Конечно, он сожалел о погибшей Клавдии, но ведь она и сама виновата. А он еще нестарый мужчина, вполне сможет жениться, особенно имея собственный отдельный дом. Итак, дядя решил не препятствовать отъезду племянницы. Все это Оллия без труда прочитала и поняла в вопросе дяди, и от этого понимания ее покоробило.
Не понимала она другое – своего сердца. Необычная грубая красота Мансура, его сила, уверенность в себе, даже немногословность, весь не раздираемый внутренними противоречиями цельный суровый облик, столь непохожий на облик большинства римлян, которых дядя сулил ей в мужья, одновременно и пугал, и притягивал ее. Любовь к мужчине, рождающаяся в ее сердце, мешалась с чувством благодарности за свое спасение и горечью, что она не смогла стойко, как другие, перенести испытания, посланные ей небом, и потому ей будет невозможно вернуться в христианскую общину. Ей мягко, но решительно будет отказано в крещении.
Она страдала и от того, что спаслась, и от испытанного ею безмерного ужаса близкой смерти. Ведь если бы не неизвестно откуда появившейся Мансур, вместо нее, Оллии, сейчас была бы рваная кровавая груда изломанных костей. Девушка содрогалась от постоянно возникающих страшных видений, от железного запаха крови, преследующего ее в пропитанном ароматами цветов дворике. Ей нечего было ответить дяде.
Не дождавшись ответа, печально вздохнув, Авл Кезон мягко похлопал Оллию по безвольно лежащей руке, желая показать этим жестом, что вполне понимает ее чувства, и ушел спать, благоразумно решив перенести обсуждение на другое время.
Проходя через атрий, он остановился. Ему показалось, что из темноты кто-то внимательно за ним наблюдает. Авл Кезон обвел взглядом полумрак комнаты, взглянул вверх, где сквозь отверстие в крыше светились звезды, никого не нашел и, снова вздохнув, скрылся в своей спальне.
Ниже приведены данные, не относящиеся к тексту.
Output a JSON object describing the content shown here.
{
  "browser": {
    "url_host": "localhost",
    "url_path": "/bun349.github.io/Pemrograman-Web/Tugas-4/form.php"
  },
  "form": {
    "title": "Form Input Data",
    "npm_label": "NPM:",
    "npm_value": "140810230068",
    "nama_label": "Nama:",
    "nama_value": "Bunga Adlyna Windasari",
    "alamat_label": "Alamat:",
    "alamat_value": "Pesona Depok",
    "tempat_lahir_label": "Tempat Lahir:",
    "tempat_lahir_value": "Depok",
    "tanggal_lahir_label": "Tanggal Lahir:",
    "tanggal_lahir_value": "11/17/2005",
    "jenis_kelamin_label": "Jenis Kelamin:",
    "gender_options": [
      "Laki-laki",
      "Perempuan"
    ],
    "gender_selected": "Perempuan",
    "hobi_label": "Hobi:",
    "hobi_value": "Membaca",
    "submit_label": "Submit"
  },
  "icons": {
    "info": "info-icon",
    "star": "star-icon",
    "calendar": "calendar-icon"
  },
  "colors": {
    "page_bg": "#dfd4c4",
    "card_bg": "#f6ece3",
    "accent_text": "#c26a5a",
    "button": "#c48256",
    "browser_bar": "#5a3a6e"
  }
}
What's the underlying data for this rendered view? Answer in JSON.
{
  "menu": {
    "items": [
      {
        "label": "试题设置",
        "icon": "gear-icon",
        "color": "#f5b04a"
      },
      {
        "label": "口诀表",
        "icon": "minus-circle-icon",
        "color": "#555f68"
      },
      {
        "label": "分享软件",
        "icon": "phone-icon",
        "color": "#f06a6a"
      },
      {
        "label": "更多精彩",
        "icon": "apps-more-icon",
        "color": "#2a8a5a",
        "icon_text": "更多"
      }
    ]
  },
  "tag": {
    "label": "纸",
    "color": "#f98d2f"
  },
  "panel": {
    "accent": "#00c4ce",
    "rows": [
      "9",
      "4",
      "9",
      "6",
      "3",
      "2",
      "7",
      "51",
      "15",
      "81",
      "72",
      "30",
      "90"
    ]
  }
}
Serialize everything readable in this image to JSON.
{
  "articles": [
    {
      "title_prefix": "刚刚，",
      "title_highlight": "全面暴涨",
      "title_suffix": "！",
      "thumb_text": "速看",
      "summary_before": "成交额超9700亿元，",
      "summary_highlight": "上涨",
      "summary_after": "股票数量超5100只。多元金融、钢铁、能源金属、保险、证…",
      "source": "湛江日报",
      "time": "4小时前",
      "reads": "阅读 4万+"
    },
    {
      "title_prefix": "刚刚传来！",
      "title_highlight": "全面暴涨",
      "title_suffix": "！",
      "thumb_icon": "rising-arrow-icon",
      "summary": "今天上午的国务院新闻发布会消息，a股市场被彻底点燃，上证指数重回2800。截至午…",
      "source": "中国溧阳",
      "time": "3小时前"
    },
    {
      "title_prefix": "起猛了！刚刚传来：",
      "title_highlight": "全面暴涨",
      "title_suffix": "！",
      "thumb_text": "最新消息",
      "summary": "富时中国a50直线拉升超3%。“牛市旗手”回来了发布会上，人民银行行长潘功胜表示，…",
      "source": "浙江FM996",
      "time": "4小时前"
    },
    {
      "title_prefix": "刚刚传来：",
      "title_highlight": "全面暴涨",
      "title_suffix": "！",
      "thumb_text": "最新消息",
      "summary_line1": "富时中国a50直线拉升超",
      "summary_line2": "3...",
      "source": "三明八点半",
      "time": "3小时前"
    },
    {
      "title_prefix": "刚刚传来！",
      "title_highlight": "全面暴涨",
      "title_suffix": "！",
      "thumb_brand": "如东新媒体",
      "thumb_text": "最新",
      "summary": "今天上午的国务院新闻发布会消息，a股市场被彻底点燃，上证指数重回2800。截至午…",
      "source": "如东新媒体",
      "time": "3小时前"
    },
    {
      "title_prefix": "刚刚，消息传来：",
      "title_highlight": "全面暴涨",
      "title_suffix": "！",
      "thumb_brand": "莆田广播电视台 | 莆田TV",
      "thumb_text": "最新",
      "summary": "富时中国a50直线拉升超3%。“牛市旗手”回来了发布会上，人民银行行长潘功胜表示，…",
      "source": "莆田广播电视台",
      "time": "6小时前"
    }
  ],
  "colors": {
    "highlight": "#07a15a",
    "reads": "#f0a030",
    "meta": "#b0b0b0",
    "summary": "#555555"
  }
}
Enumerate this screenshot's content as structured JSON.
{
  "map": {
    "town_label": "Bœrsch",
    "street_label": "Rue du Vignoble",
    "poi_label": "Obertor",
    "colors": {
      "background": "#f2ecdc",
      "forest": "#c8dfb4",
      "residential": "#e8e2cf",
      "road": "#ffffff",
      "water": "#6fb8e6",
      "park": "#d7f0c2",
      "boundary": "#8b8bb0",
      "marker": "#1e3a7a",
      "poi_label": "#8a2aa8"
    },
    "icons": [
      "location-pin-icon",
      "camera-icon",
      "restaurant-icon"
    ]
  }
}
А между тем чувства не обманули мужчину, за ним действительно наблюдали. Мансур также не спал этой ночью. Он слышал и вопрос Авла Кезона, и молчание девушки. Неслышно выскользнув из-за колонны, где он притаился, Мансур прошел в перистиль.
Воин мог двигаться совершенно бесшумно, но, видя испуг девушки при неожиданном появлении дяди, он решил не испытывать вновь ее нервы, и Оллия издали услышала его приближающиеся шаги. Подняла опущенную голову.
Мансур сел рядом на скамью, взял руку девушки в свои руки. Ее узкая небольшая ручка скрылась в больших ладонях. Воин испытывал сейчас совершенно неожиданные, немыслимые для себя чувства. Он гладил руку девушки и таял от прилива нежности, мучался, не находя слов для своих чувств.
– Я не умею говорить тех слов, что говорят поэты. Но я полюбил тебя с первого взгляда. Ничего не бойся. Я скорее умру, чем позволю тебя обидеть.